• @redtea
    link
    101 year ago

    This chimes.

    I think you’ve pointed out the problem there with the ‘goals’. During the cold war, the goal was simple, stop the USSR communists. Hence the end of history when the USSR fell: communism was equated with that single experiment because communism is/was poorly understood. For the US, no more experiment, no more worry.

    But either through greed and/or confusion, the US let Chinese Communists grow into a superpower with wide and strong international ties.

    Now the West sees the threat, but it’s too late. Because at the same time as China’s rise, the limits of imperialism are being reached. Commodifying data and creating new property in the digital realm solved some of the problem, but silicon valley is saturated and has absorbed just about as much surplus capital as it can. Fictitious capital can only do so much, as the 2008 crisis revealed it’s flaws. And it relies on dollar hegemony. So now the bourgeois are scrabbling to colonise space, but they don’t have time.

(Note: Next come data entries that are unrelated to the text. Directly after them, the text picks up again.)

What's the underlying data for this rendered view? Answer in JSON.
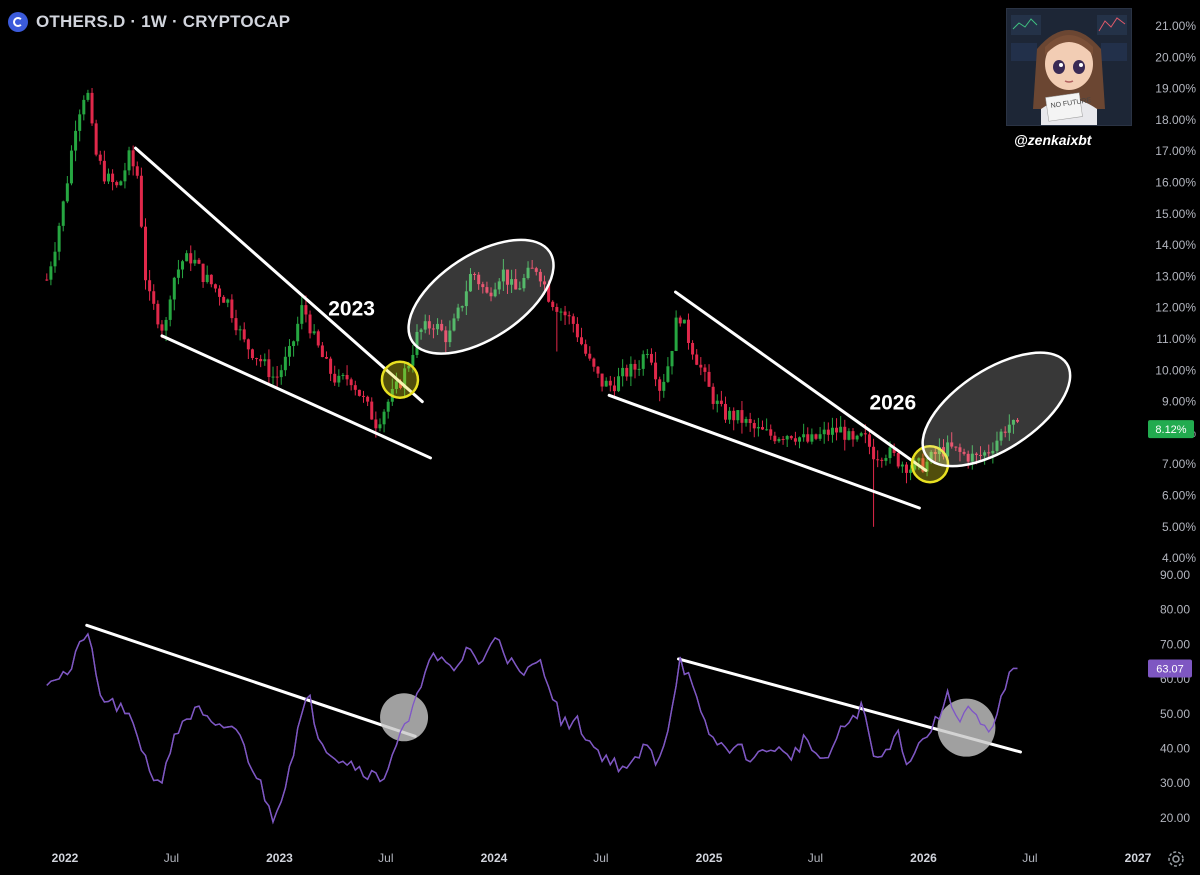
{
  "header": {
    "title": "OTHERS.D · 1W · CRYPTOCAP",
    "logo_icon": "cryptocap-logo-icon"
  },
  "author": {
    "handle": "@zenkaixbt",
    "sign_text": "NO FUTURE",
    "avatar_icon": "anime-avatar-icon"
  },
  "colors": {
    "background": "#000000",
    "up": "#26a641",
    "down": "#e0284a",
    "rsi": "#7e57c2",
    "price_badge": "#22ab4f",
    "rsi_badge": "#7e57c2",
    "trendline": "#ffffff",
    "highlight_yellow": "#e8e021"
  },
  "chart_data": [
    {
      "type": "candlestick",
      "title": "OTHERS.D · 1W · CRYPTOCAP",
      "yscale": "linear",
      "ylim": [
        4.0,
        21.0
      ],
      "y_ticks": [
        "21.00%",
        "20.00%",
        "19.00%",
        "18.00%",
        "17.00%",
        "16.00%",
        "15.00%",
        "14.00%",
        "13.00%",
        "12.00%",
        "11.00%",
        "10.00%",
        "9.00%",
        "8.00%",
        "7.00%",
        "6.00%",
        "5.00%",
        "4.00%"
      ],
      "x_tick_labels": [
        "2022",
        "Jul",
        "2023",
        "Jul",
        "2024",
        "Jul",
        "2025",
        "Jul",
        "2026",
        "Jul",
        "2027"
      ],
      "current_value": 8.12,
      "current_label": "8.12%",
      "anchors": [
        [
          "2021-12-01",
          12.9
        ],
        [
          "2021-12-15",
          14.0
        ],
        [
          "2022-01-01",
          15.6
        ],
        [
          "2022-01-20",
          18.0
        ],
        [
          "2022-02-07",
          19.1
        ],
        [
          "2022-02-20",
          17.0
        ],
        [
          "2022-03-10",
          16.2
        ],
        [
          "2022-04-01",
          15.8
        ],
        [
          "2022-04-20",
          16.8
        ],
        [
          "2022-05-05",
          16.2
        ],
        [
          "2022-05-20",
          12.5
        ],
        [
          "2022-06-01",
          12.0
        ],
        [
          "2022-06-20",
          11.2
        ],
        [
          "2022-07-01",
          12.8
        ],
        [
          "2022-07-20",
          13.5
        ],
        [
          "2022-08-05",
          13.6
        ],
        [
          "2022-08-25",
          13.0
        ],
        [
          "2022-09-15",
          12.6
        ],
        [
          "2022-10-05",
          12.2
        ],
        [
          "2022-11-01",
          10.9
        ],
        [
          "2022-12-01",
          10.3
        ],
        [
          "2022-12-25",
          9.7
        ],
        [
          "2023-01-20",
          10.6
        ],
        [
          "2023-02-10",
          12.1
        ],
        [
          "2023-03-01",
          11.0
        ],
        [
          "2023-03-20",
          10.2
        ],
        [
          "2023-04-10",
          9.6
        ],
        [
          "2023-05-01",
          9.8
        ],
        [
          "2023-05-25",
          9.0
        ],
        [
          "2023-06-15",
          8.3
        ],
        [
          "2023-07-05",
          9.0
        ],
        [
          "2023-07-25",
          9.6
        ],
        [
          "2023-08-10",
          10.3
        ],
        [
          "2023-08-25",
          11.2
        ],
        [
          "2023-09-20",
          11.5
        ],
        [
          "2023-10-15",
          11.0
        ],
        [
          "2023-11-05",
          12.0
        ],
        [
          "2023-11-25",
          13.2
        ],
        [
          "2023-12-20",
          12.4
        ],
        [
          "2024-01-15",
          13.2
        ],
        [
          "2024-02-05",
          12.5
        ],
        [
          "2024-03-01",
          13.1
        ],
        [
          "2024-03-15",
          13.3
        ],
        [
          "2024-04-05",
          12.3
        ],
        [
          "2024-04-25",
          11.9
        ],
        [
          "2024-05-15",
          11.5
        ],
        [
          "2024-06-10",
          10.3
        ],
        [
          "2024-07-01",
          9.6
        ],
        [
          "2024-07-20",
          9.5
        ],
        [
          "2024-08-10",
          9.9
        ],
        [
          "2024-09-01",
          10.1
        ],
        [
          "2024-09-20",
          10.8
        ],
        [
          "2024-10-10",
          9.4
        ],
        [
          "2024-10-25",
          10.3
        ],
        [
          "2024-11-10",
          11.9
        ],
        [
          "2024-11-25",
          11.1
        ],
        [
          "2024-12-15",
          10.2
        ],
        [
          "2025-01-05",
          9.2
        ],
        [
          "2025-01-25",
          8.6
        ],
        [
          "2025-02-20",
          8.5
        ],
        [
          "2025-03-20",
          8.1
        ],
        [
          "2025-04-20",
          7.9
        ],
        [
          "2025-05-20",
          8.0
        ],
        [
          "2025-06-20",
          7.7
        ],
        [
          "2025-07-20",
          8.0
        ],
        [
          "2025-08-15",
          8.1
        ],
        [
          "2025-09-05",
          7.6
        ],
        [
          "2025-09-20",
          7.9
        ],
        [
          "2025-10-10",
          7.3
        ],
        [
          "2025-11-01",
          7.4
        ],
        [
          "2025-11-20",
          7.1
        ],
        [
          "2025-12-10",
          6.9
        ],
        [
          "2026-01-05",
          7.0
        ],
        [
          "2026-01-25",
          7.4
        ],
        [
          "2026-02-15",
          7.5
        ],
        [
          "2026-03-10",
          7.3
        ],
        [
          "2026-04-01",
          7.2
        ],
        [
          "2026-04-20",
          7.4
        ],
        [
          "2026-05-10",
          7.9
        ],
        [
          "2026-05-25",
          8.3
        ],
        [
          "2026-06-10",
          8.12
        ]
      ],
      "spikes": [
        {
          "date": "2024-04-15",
          "low": 10.6
        },
        {
          "date": "2025-10-10",
          "low": 5.0
        }
      ]
    },
    {
      "type": "line",
      "series": [
        {
          "name": "RSI",
          "values_ref": "anchors"
        }
      ],
      "ylim": [
        15.0,
        90.0
      ],
      "y_ticks": [
        "90.00",
        "80.00",
        "70.00",
        "60.00",
        "50.00",
        "40.00",
        "30.00",
        "20.00"
      ],
      "current_value": 63.07,
      "current_label": "63.07",
      "anchors": [
        [
          "2021-12-01",
          60
        ],
        [
          "2022-01-10",
          62
        ],
        [
          "2022-02-07",
          75
        ],
        [
          "2022-03-01",
          55
        ],
        [
          "2022-04-01",
          52
        ],
        [
          "2022-05-01",
          46
        ],
        [
          "2022-05-20",
          36
        ],
        [
          "2022-06-10",
          29
        ],
        [
          "2022-06-25",
          38
        ],
        [
          "2022-07-20",
          48
        ],
        [
          "2022-08-15",
          51
        ],
        [
          "2022-09-15",
          45
        ],
        [
          "2022-10-15",
          47
        ],
        [
          "2022-11-10",
          37
        ],
        [
          "2022-12-01",
          29
        ],
        [
          "2022-12-20",
          20
        ],
        [
          "2023-01-10",
          29
        ],
        [
          "2023-02-05",
          48
        ],
        [
          "2023-02-20",
          55
        ],
        [
          "2023-03-10",
          43
        ],
        [
          "2023-04-05",
          38
        ],
        [
          "2023-05-01",
          36
        ],
        [
          "2023-06-01",
          33
        ],
        [
          "2023-06-25",
          31
        ],
        [
          "2023-07-20",
          42
        ],
        [
          "2023-08-10",
          48
        ],
        [
          "2023-08-25",
          55
        ],
        [
          "2023-09-10",
          67
        ],
        [
          "2023-10-01",
          65
        ],
        [
          "2023-10-25",
          62
        ],
        [
          "2023-11-20",
          70
        ],
        [
          "2023-12-10",
          63
        ],
        [
          "2024-01-05",
          74
        ],
        [
          "2024-01-25",
          66
        ],
        [
          "2024-02-20",
          60
        ],
        [
          "2024-03-15",
          66
        ],
        [
          "2024-04-05",
          59
        ],
        [
          "2024-04-25",
          47
        ],
        [
          "2024-05-20",
          48
        ],
        [
          "2024-06-20",
          40
        ],
        [
          "2024-07-20",
          36
        ],
        [
          "2024-08-20",
          34
        ],
        [
          "2024-09-15",
          41
        ],
        [
          "2024-10-05",
          36
        ],
        [
          "2024-10-25",
          47
        ],
        [
          "2024-11-12",
          66
        ],
        [
          "2024-12-01",
          59
        ],
        [
          "2024-12-20",
          48
        ],
        [
          "2025-01-15",
          41
        ],
        [
          "2025-02-20",
          40
        ],
        [
          "2025-03-20",
          37
        ],
        [
          "2025-04-20",
          41
        ],
        [
          "2025-05-15",
          37
        ],
        [
          "2025-06-15",
          43
        ],
        [
          "2025-07-15",
          35
        ],
        [
          "2025-08-10",
          44
        ],
        [
          "2025-09-01",
          49
        ],
        [
          "2025-09-20",
          52
        ],
        [
          "2025-10-10",
          36
        ],
        [
          "2025-10-30",
          39
        ],
        [
          "2025-11-15",
          46
        ],
        [
          "2025-12-05",
          36
        ],
        [
          "2026-01-01",
          43
        ],
        [
          "2026-01-20",
          47
        ],
        [
          "2026-02-10",
          55
        ],
        [
          "2026-03-01",
          49
        ],
        [
          "2026-03-20",
          52
        ],
        [
          "2026-04-10",
          46
        ],
        [
          "2026-04-25",
          43
        ],
        [
          "2026-05-10",
          52
        ],
        [
          "2026-05-25",
          60
        ],
        [
          "2026-06-10",
          63.07
        ]
      ]
    }
  ],
  "annotations": {
    "label_2023": "2023",
    "label_2026": "2026"
  }
}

    Back on earth, and in relation to investments-backed-by-real-assets, they’re no longer fighting a Communist state, they’re fighting the contradictions of their own imperialism. But they have as yet no new tactics, hoping the same tricks that worked before will work again. They might even work, but each time it will work for a shorter and shorter time.

    Unless it’s ‘solved’ by a nuclear WWIII, but that doesn’t really leave much left for after the war, unlike WWI and WWII.